I recently attended a training session on developing an organisational risk appetite. It showed me how councils could identify hazards and manage risks differently, yet still satisfy the pressure to stop things going wrong while meeting the demand to create new value. It needs a re-think and a more sophisticated approach to risk and compliance.
Every organisation has risk exposure. In simple terms, this is the potential for loss that might occur as a result of an activity. This is about threat. As we all know, you can’t let this stop you getting out of bed.
There will be a maximum amount of risk that an organisation can take before its viability is threatened. This sometimes called the risk capacity. We all have limits on the risk that we can tolerate before it stops us sleeping and we become nervous wrecks.

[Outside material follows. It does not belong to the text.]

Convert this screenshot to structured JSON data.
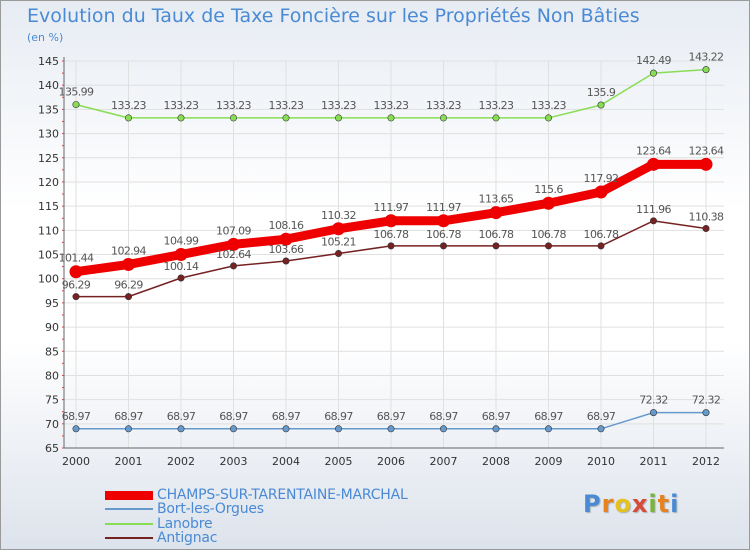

The risk appetite exists somewhere in the range of risk exposure between no risk and the risk capacity. It is the amount and type of risk that an organisation is prepared to accept or pursue. Those of us who drive to work will be finding our risk appetite – do we leave early to make sure we arrive on time despite the traffic or do we rely on a few short cuts that we know when traffic is bad?
There will be an upper limit to the risk and organisation is prepared to accept. Risk tolerance is the top end of your risk appetite. This is shown in the following diagram.
This is a simple framework for thinking about taking and managing risk.
If the risk level is above the risk capacity action must be taken immediately to reduce it so that it is within the risk tolerance. The viability of the organisation is at risk.
If the risk level is below risk capacity and above risk tolerance (the upper threshold for risk), action must be taken to manage and reduce the level of risk to be within the risk appetite. This is where most risk management effort at councils is currently directed.
Finally, if the risk level is below the lower threshold of the risk appetite, the organisation should focus on activities that increase the risk exposure into the risk appetite range to achieve strategic objectives.
The benefit in identifying the risk appetite is that it encourages ‘risk-enabled’ performance to assist everyone in the organisation to achieve strategy objectives. Fewer decisions will be sent upstairs for the Executive to make. It creates the freedom for action within boundaries.
This post is not a recipe for creating risk appetite statements. Skilled assistance is required to ensure that the risk appetite is accurate for the different types of risks and for the organisation. It is worth noting that risk appetite statements can take different forms.
A risk statement can be a simple statement of principles related to behaviours. For example, ‘We have a low appetite for risks that impact on our brand or reputation. You should always minimise the likelihood of negative reputational impact’. My guess is that this is part of the current risk appetite for most councils, albeit unwritten.
Or, it could be a statement that specifies limits on the impact of risk exposure. For example, ‘An occasional negative article in the local press is acceptable but not on the front page’.
It could also simply state the organisations tolerance for actions. For example, ‘We never want to see negative articles in the local press’.
Whatever form it takes, an effective risk appetite statement addresses organisational strategy and is nuanced enough to accommodate different types and levels of risk. It sets boundaries and accountabilities that provide sufficient flexibility to pursue opportunities and achieve strategic objectives.
Most importantly, a risk appetite statement supports risk taking to create value for customers and the community.